Praxis-VLM: Vision-Grounded Decision Making via Text-Driven Reinforcement Learning
Zhe Hu, Jing Li, Zhongzhu Pu, Hou Pong Chan, Yu Yin
TL;DR
The paper tackles how vision-language models can achieve robust vision-grounded decision-making by decoupling reasoning from perception and learning it from language alone. It introduces Praxis-VLM, which trains a reasoning policy on a text-only decision-making corpus using Group Relative Policy Optimization with a multi-stage adaptive reward, then transfers the learned reasoning to multimodal inference. Empirical results across VIVA, PCA-Bench, and EgoNormia show Praxis-VLM outperforms vanilla VLMs and SFT baselines, with strong generalization to out-of-domain scenarios and clear explicit-reasoning behavior. This work offers a data-efficient pathway for constructing generalizable decision-making capabilities in embodied AI, leveraging language to instill transferable reasoning that can be grounded in vision at inference time.
Abstract
Vision Language Models exhibit impressive performance for various tasks, yet they often lack the sophisticated situational reasoning required for complex decision-making.
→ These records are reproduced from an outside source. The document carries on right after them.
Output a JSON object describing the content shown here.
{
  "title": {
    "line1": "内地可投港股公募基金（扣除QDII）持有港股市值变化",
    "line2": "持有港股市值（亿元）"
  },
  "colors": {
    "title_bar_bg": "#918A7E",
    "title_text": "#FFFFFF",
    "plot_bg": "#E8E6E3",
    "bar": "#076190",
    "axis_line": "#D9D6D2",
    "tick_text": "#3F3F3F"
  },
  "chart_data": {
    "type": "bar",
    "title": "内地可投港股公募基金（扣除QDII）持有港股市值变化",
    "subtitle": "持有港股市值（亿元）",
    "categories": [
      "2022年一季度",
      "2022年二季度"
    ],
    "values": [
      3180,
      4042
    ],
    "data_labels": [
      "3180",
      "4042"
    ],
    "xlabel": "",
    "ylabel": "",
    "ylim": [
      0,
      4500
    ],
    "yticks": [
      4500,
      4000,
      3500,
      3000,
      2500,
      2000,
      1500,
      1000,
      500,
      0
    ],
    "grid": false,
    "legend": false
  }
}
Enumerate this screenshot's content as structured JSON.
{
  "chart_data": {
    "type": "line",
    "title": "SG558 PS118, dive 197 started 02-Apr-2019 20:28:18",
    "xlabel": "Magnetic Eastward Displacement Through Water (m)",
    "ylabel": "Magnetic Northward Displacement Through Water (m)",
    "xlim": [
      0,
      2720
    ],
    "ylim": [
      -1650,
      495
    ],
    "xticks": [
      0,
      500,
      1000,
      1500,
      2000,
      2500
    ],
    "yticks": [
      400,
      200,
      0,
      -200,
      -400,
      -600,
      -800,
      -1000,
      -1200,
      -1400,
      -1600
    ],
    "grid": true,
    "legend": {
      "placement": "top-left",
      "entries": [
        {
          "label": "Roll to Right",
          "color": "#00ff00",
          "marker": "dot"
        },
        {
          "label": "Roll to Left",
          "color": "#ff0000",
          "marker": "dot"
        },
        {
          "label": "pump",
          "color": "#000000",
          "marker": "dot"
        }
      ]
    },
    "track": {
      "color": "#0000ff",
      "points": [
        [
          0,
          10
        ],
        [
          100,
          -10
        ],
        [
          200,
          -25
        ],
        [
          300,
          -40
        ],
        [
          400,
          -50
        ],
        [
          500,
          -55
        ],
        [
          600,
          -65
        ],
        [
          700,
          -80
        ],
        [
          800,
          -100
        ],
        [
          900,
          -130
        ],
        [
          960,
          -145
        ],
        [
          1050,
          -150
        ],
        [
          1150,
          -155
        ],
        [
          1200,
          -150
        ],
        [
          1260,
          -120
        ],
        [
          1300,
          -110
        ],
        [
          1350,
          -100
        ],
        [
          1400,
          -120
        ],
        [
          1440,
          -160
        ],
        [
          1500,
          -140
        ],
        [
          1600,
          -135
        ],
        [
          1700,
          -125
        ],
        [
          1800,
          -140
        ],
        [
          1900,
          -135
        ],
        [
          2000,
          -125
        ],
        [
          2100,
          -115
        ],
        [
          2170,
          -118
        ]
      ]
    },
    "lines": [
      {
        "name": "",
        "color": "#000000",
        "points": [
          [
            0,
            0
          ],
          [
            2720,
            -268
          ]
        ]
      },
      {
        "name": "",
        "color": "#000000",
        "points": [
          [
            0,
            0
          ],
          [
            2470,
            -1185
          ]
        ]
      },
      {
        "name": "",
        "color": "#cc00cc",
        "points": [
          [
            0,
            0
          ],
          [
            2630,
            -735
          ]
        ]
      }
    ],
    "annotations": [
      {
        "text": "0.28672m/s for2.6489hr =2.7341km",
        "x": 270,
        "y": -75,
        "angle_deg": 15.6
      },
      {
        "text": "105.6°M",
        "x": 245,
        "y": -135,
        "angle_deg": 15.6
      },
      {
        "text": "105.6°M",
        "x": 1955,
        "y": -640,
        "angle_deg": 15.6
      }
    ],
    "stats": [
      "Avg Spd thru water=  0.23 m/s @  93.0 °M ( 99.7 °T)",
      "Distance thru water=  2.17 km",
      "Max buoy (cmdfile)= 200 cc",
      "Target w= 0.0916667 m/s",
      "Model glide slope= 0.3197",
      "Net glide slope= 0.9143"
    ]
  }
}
This paper shows that VLMs can achieve surprisingly strong decision-making performance when visual scenes are replaced by textual descriptions, suggesting foundational reasoning can be effectively learned from language. Motivated by this insight, we propose Praxis-VLM, a reasoning VLM for vision-grounded decision-making. Praxis-VLM employs the GRPO algorithm on textual scenarios to instill robust reasoning capabilities, where models learn to evaluate actions and their consequences. These reasoning skills, acquired purely from text, successfully transfer to multimodal inference with visual inputs, significantly reducing reliance on scarce paired image-text training data. Experiments across diverse decision-making benchmarks demonstrate that Praxis-VLM substantially outperforms standard supervised fine-tuning, exhibiting superior performance and generalizability. Further analysis confirms that our models engage in explicit and effective reasoning, underpinning their enhanced performance and adaptability.